The main problem is that it’s just not battle tested like GNU coreutils are. And Canonical has only tested this in one cycle, 25.10, before introducing it in an LTS. Would’ve made more sense to wait until 26.10.

Other find problem with it being MIT licensed.

[–] Tenderizer78@lemmy.ml -5 points 4 weeks ago (1 children)

The main problem is that it’s just not battle tested like GNU coreutils are.

Mint is the last distro that would push something that isn't battle tested. IIRC they haven't even started working on Wayland support.

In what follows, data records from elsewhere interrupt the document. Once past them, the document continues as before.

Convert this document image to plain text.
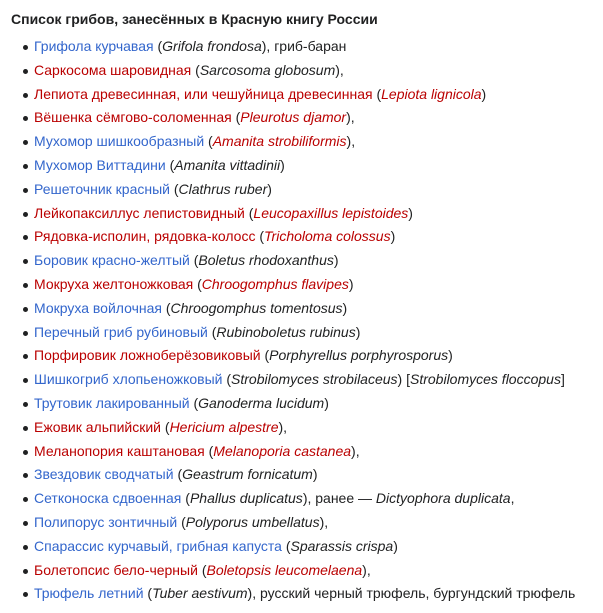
Список грибов, занесённых в Красную книгу России
Грифола курчавая (Grifola frondosa), гриб-баран
Саркосома шаровидная (Sarcosoma globosum),
Лепиота древесинная, или чешуйница древесинная (Lepiota lignicola)
Вёшенка сёмгово-соломенная (Pleurotus djamor),
Мухомор шишкообразный (Amanita strobiliformis),
Мухомор Виттадини (Amanita vittadinii)
Решеточник красный (Clathrus ruber)
Лейкопаксиллус лепистовидный (Leucopaxillus lepistoides)
Рядовка-исполин, рядовка-колосс (Tricholoma colossus)
Боровик красно-желтый (Boletus rhodoxanthus)
Мокруха желтоножковая (Chroogomphus flavipes)
Мокруха войлочная (Chroogomphus tomentosus)
Перечный гриб рубиновый (Rubinoboletus rubinus)
Порфировик ложноберёзовиковый (Porphyrellus porphyrosporus)
Шишкогриб хлопьеножковый (Strobilomyces strobilaceus) [Strobilomyces floccopus]
Трутовик лакированный (Ganoderma lucidum)
Ежовик альпийский (Hericium alpestre),
Меланопория каштановая (Melanoporia castanea),
Звездовик сводчатый (Geastrum fornicatum)
Сетконоска сдвоенная (Phallus duplicatus), ранее — Dictyophora duplicata,
Полипорус зонтичный (Polyporus umbellatus),
Спарассис курчавый, грибная капуста (Sparassis crispa)
Болетопсис бело-черный (Boletopsis leucomelaena),
Трюфель летний (Tuber aestivum), русский черный трюфель, бургундский трюфель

[–] SocialistVibes01@lemmy.ml 4 points 4 weeks ago

Have you read Clem's comment?

[–] HelloRoot@lemy.lol 12 points 4 weeks ago* (last edited 4 weeks ago) (1 children)

https://www.youtube.com/watch?v=tG2ZMvBT8W4

4:25

(sorry my third party youtube frontend can't share timestamp links)

tldw:

  • more CVEs than the old core utils that have been tested and in prod for over 30years
  • no feature parity, so existing stuff that uses them will suddenly misbehave, when certain flags are missing
  • different license, MIT instead of copyleft, so it's more friendly for companies to use it for profit, while abusing the work of volunteer contributors
[–] MagnificentSteiner@lemmy.zip 4 points 4 weeks ago

FYI you can put &t=265 on the end of the URL for the timestamp.